Non avrebbe alcun senso dar vita a un'altra compagine «tecnica» dopo aver portato gli italiani alle urne. Qualcuno ritiene invece che richiamare Monti a Palazzo Chigi equivarrebbe a proseguire con i tecnici. Non è così. D'altra parte nulla esclude che Monti, peraltro già insignito della carica di senatore a vita, possa essere convocato per formare un governo politico se le circostanze parlamentari lo consiglieranno. Con quale maggioranza, si vedrà al momento: dipenderà, è ovvio, dalle forze politiche.
Secondo aspetto. Il premier si è limitato a offrire la propria disponibilità, ma ha anche precisato che se altri vorranno formare il nuovo governo politico, questo sarebbe nella logica della democrazia. C'è forse un pizzico di malizia in queste affermazioni? Magari sì. È come se Monti dicesse ai partiti: se siete in grado di mettere in piedi un governo, accomodatevi; se siete capaci di essere presi sul serio dalle cancellerie internazionali, non esitate a prendere il mio posto.

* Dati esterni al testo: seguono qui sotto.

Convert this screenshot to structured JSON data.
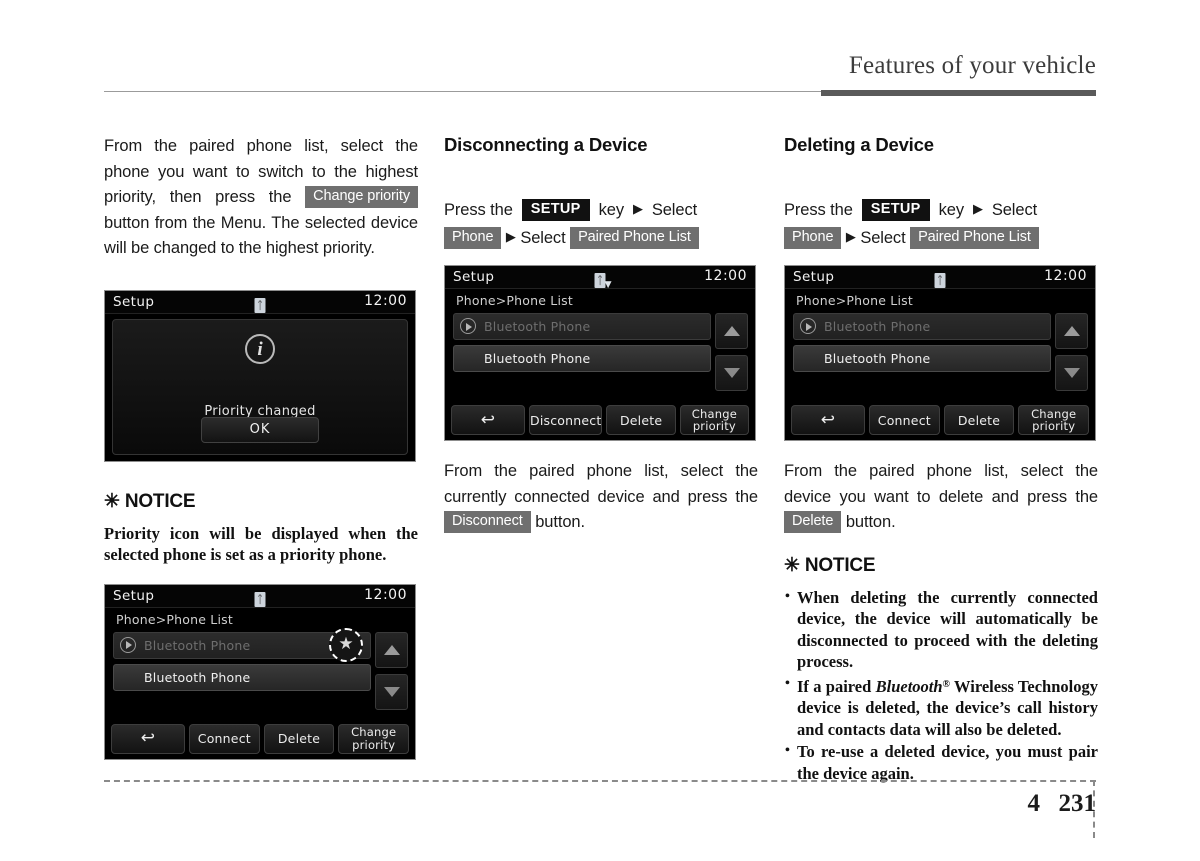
{
  "header": {
    "title": "Features of your vehicle"
  },
  "footer": {
    "chapter": "4",
    "page": "231"
  },
  "col1": {
    "paragraph_before": "From the paired phone list, select the phone you want to switch to the highest priority, then press the",
    "badge_change_priority": "Change priority",
    "paragraph_after": "button from the Menu. The selected device will be changed to the highest priority.",
    "dialog_screen": {
      "title": "Setup",
      "bt_icon": "bluetooth-icon",
      "clock": "12:00",
      "info_icon": "i",
      "message": "Priority changed",
      "ok_label": "OK"
    },
    "notice": {
      "heading": "NOTICE",
      "asterisk": "✳",
      "body": "Priority icon will be displayed when the selected phone is set as a priority phone."
    },
    "list_screen": {
      "title": "Setup",
      "clock": "12:00",
      "breadcrumb": "Phone>Phone List",
      "rows": [
        {
          "label": "Bluetooth Phone",
          "state": "dim"
        },
        {
          "label": "Bluetooth Phone",
          "state": "sel"
        }
      ],
      "star_badge": "★",
      "buttons": {
        "back": "↩",
        "b1": "Connect",
        "b2": "Delete",
        "b3_line1": "Change",
        "b3_line2": "priority"
      }
    }
  },
  "col2": {
    "heading": "Disconnecting a Device",
    "steps": {
      "press_the": "Press  the",
      "setup_key": "SETUP",
      "key_word": "key",
      "arrow": "▶",
      "select_1": "Select",
      "phone": "Phone",
      "select_2": "Select",
      "paired_phone_list": "Paired Phone List"
    },
    "screen": {
      "title": "Setup",
      "clock": "12:00",
      "breadcrumb": "Phone>Phone List",
      "rows": [
        {
          "label": "Bluetooth Phone",
          "state": "dim"
        },
        {
          "label": "Bluetooth Phone",
          "state": "sel"
        }
      ],
      "buttons": {
        "back": "↩",
        "b1": "Disconnect",
        "b2": "Delete",
        "b3_line1": "Change",
        "b3_line2": "priority"
      }
    },
    "paragraph_before": "From the paired phone list, select the currently connected device and press the",
    "badge_disconnect": "Disconnect",
    "paragraph_after": "button."
  },
  "col3": {
    "heading": "Deleting a Device",
    "steps": {
      "press_the": "Press  the",
      "setup_key": "SETUP",
      "key_word": "key",
      "arrow": "▶",
      "select_1": "Select",
      "phone": "Phone",
      "select_2": "Select",
      "paired_phone_list": "Paired Phone List"
    },
    "screen": {
      "title": "Setup",
      "clock": "12:00",
      "breadcrumb": "Phone>Phone List",
      "rows": [
        {
          "label": "Bluetooth Phone",
          "state": "dim"
        },
        {
          "label": "Bluetooth Phone",
          "state": "sel"
        }
      ],
      "buttons": {
        "back": "↩",
        "b1": "Connect",
        "b2": "Delete",
        "b3_line1": "Change",
        "b3_line2": "priority"
      }
    },
    "paragraph_before": "From the paired phone list, select the device you want to delete and press the",
    "badge_delete": "Delete",
    "paragraph_after": "button.",
    "notice": {
      "heading": "NOTICE",
      "asterisk": "✳",
      "items": [
        {
          "text": "When deleting the currently connected device, the device will automatically be disconnected to proceed with the deleting process."
        },
        {
          "pre": "If a paired ",
          "em": "Bluetooth",
          "reg": "®",
          "post": " Wireless Technology device is deleted, the device’s call history and contacts data will also be deleted."
        },
        {
          "text": "To re-use a deleted device, you must pair the device again."
        }
      ]
    }
  }
}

Quel che è certo, Monti non è e non vorrà essere nei prossimi mesi un uomo «di parte». Non lo vedremo alla testa di uno schieramento. Il che non significa che il premier non faccia politica attraverso gli atti e le parole: ad esempio con la simpatia ostentata verso il Partito popolare europeo o con le iniziative volte a contrastare il «populismo» nelle sue varie forme.

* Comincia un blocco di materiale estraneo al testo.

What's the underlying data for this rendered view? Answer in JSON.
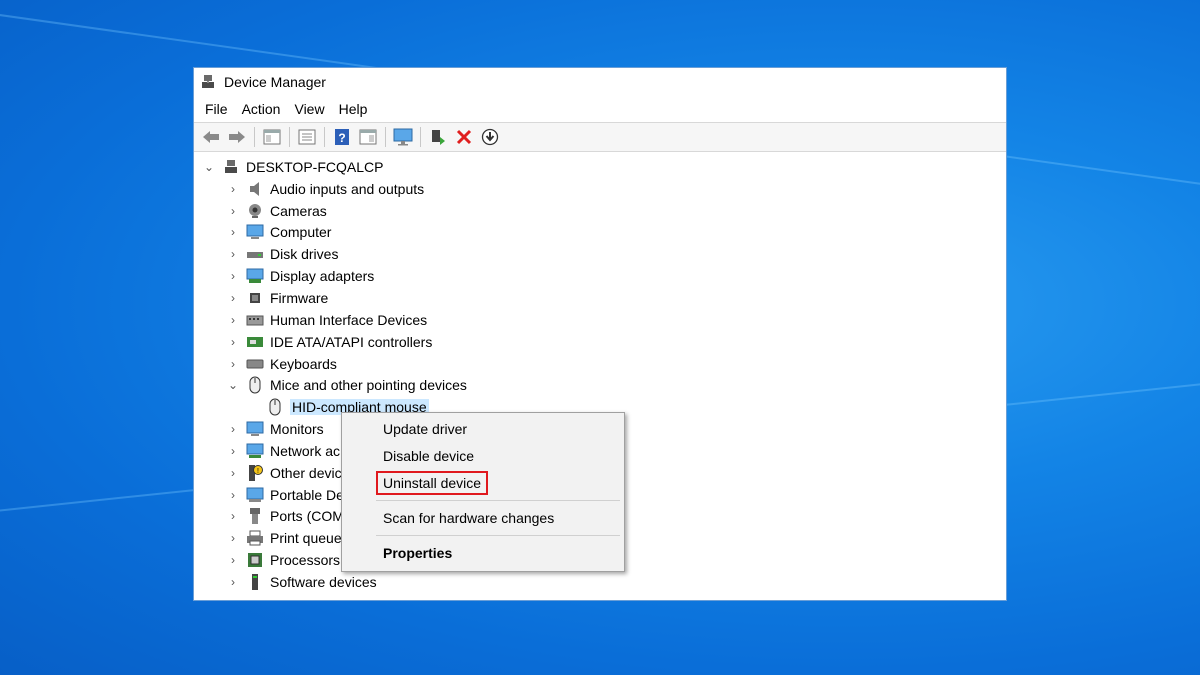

Terzo. Se Monti resta in disparte rispetto alla competizione elettorale, è evidente che egli non può essere il candidato di Casini e Fini. Tuttavia si possono biasimare questi due politici di lungo corso per aver annunciato il loro appoggio al Monti-bis? Anche questo è un controsenso. Esiste una larga fetta di opinione pubblica che giudica in modo positivo l'operato del presidente del Consiglio ed è comprensibile che un partito, o anche un movimento come quello di Montezemolo, voglia interpretare questo sentimento. Obiezione: lo fanno per guadagnare voti, strumentalizzando il premier. Ma in politica questo è del tutto normale, tanto più che i centristi hanno fin qui sostenuto Monti con lealtà.

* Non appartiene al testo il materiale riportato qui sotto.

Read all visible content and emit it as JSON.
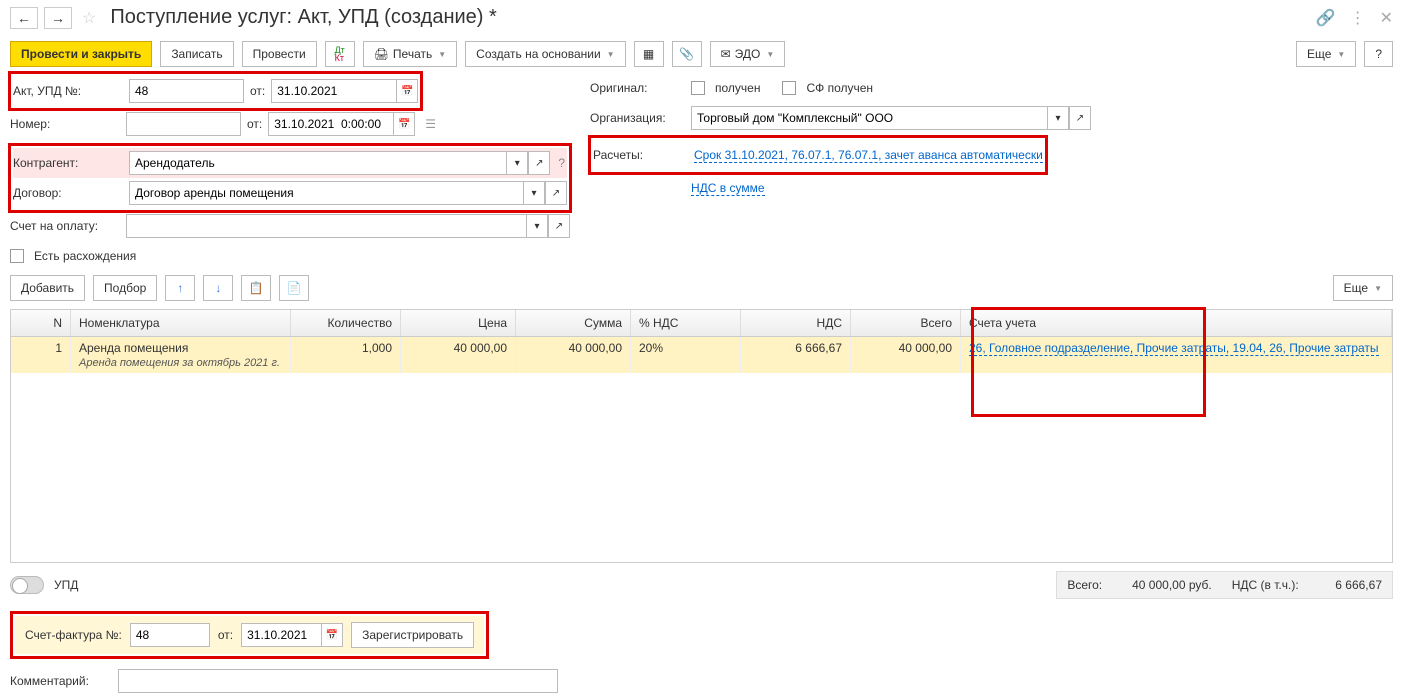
{
  "title": "Поступление услуг: Акт, УПД (создание) *",
  "toolbar": {
    "post_close": "Провести и закрыть",
    "write": "Записать",
    "post": "Провести",
    "print": "Печать",
    "create_based": "Создать на основании",
    "edo": "ЭДО",
    "more": "Еще",
    "help": "?"
  },
  "form": {
    "act_label": "Акт, УПД №:",
    "act_no": "48",
    "from_label": "от:",
    "act_date": "31.10.2021",
    "number_label": "Номер:",
    "number_date": "31.10.2021  0:00:00",
    "counterparty_label": "Контрагент:",
    "counterparty": "Арендодатель",
    "contract_label": "Договор:",
    "contract": "Договор аренды помещения",
    "invoice_label": "Счет на оплату:",
    "discrepancy_label": "Есть расхождения",
    "original_label": "Оригинал:",
    "received": "получен",
    "sf_received": "СФ получен",
    "org_label": "Организация:",
    "org": "Торговый дом \"Комплексный\" ООО",
    "calc_label": "Расчеты:",
    "calc_link": "Срок 31.10.2021, 76.07.1, 76.07.1, зачет аванса автоматически",
    "vat_link": "НДС в сумме"
  },
  "table_toolbar": {
    "add": "Добавить",
    "select": "Подбор",
    "more": "Еще"
  },
  "grid": {
    "headers": {
      "n": "N",
      "nom": "Номенклатура",
      "qty": "Количество",
      "price": "Цена",
      "sum": "Сумма",
      "vat": "% НДС",
      "nds": "НДС",
      "total": "Всего",
      "acct": "Счета учета"
    },
    "row": {
      "n": "1",
      "nom": "Аренда помещения",
      "nom_sub": "Аренда помещения за октябрь 2021 г.",
      "qty": "1,000",
      "price": "40 000,00",
      "sum": "40 000,00",
      "vat": "20%",
      "nds": "6 666,67",
      "total": "40 000,00",
      "acct": "26, Головное подразделение, Прочие затраты, 19.04, 26, Прочие затраты"
    }
  },
  "totals": {
    "upd_label": "УПД",
    "total_label": "Всего:",
    "total": "40 000,00",
    "rub": "руб.",
    "vat_label": "НДС (в т.ч.):",
    "vat": "6 666,67"
  },
  "sf": {
    "label": "Счет-фактура №:",
    "no": "48",
    "from": "от:",
    "date": "31.10.2021",
    "register": "Зарегистрировать"
  },
  "comment_label": "Комментарий:"
}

Quarto punto. C'è un'altra obiezione più seria: il Monti-bis difficilmente prenderà forma se il gioco politico resta ingessato come è oggi. «Berlusconi, Casini e Bersani sono tutti e tre parte del sistema» scriveva ieri su queste colonne Luigi Zingales con estremo scetticismo. Ed è vero: se il sistema politico non cambia, avrebbe poco senso parlare di un nuovo esecutivo affidato al premier che sa interloquire con l'Europa. In altri termini, Monti non può essere altro che «super partes» rispetto ad aggregati politici che non riescono a cambiare passo e per i quali è quasi impossibile rivolgersi al paese in uno spirito di unità nazionale.
In definitiva servirebbe un'autentica novità in grado di scuotere l'albero della politica. Il Monti-bis non può nascere da un'operazione di palazzo o da una pur legittima manovra elettorale. I maggiori partiti, dal Pd al Pdl (se non si disgrega), avrebbero facile gioco a mettersi di traverso. Forse occorre creare quello che i francesi chiamano un «rassemblement pour la République», qualcosa che prende forma fuori dei partiti e li obbliga a rifondersi. In Francia il tentativo riuscì e nacque la Quinta Repubblica. Da noi sarebbe sufficiente restituire una speranza e una rappresentanza politica agli italiani che credono nell'Europa.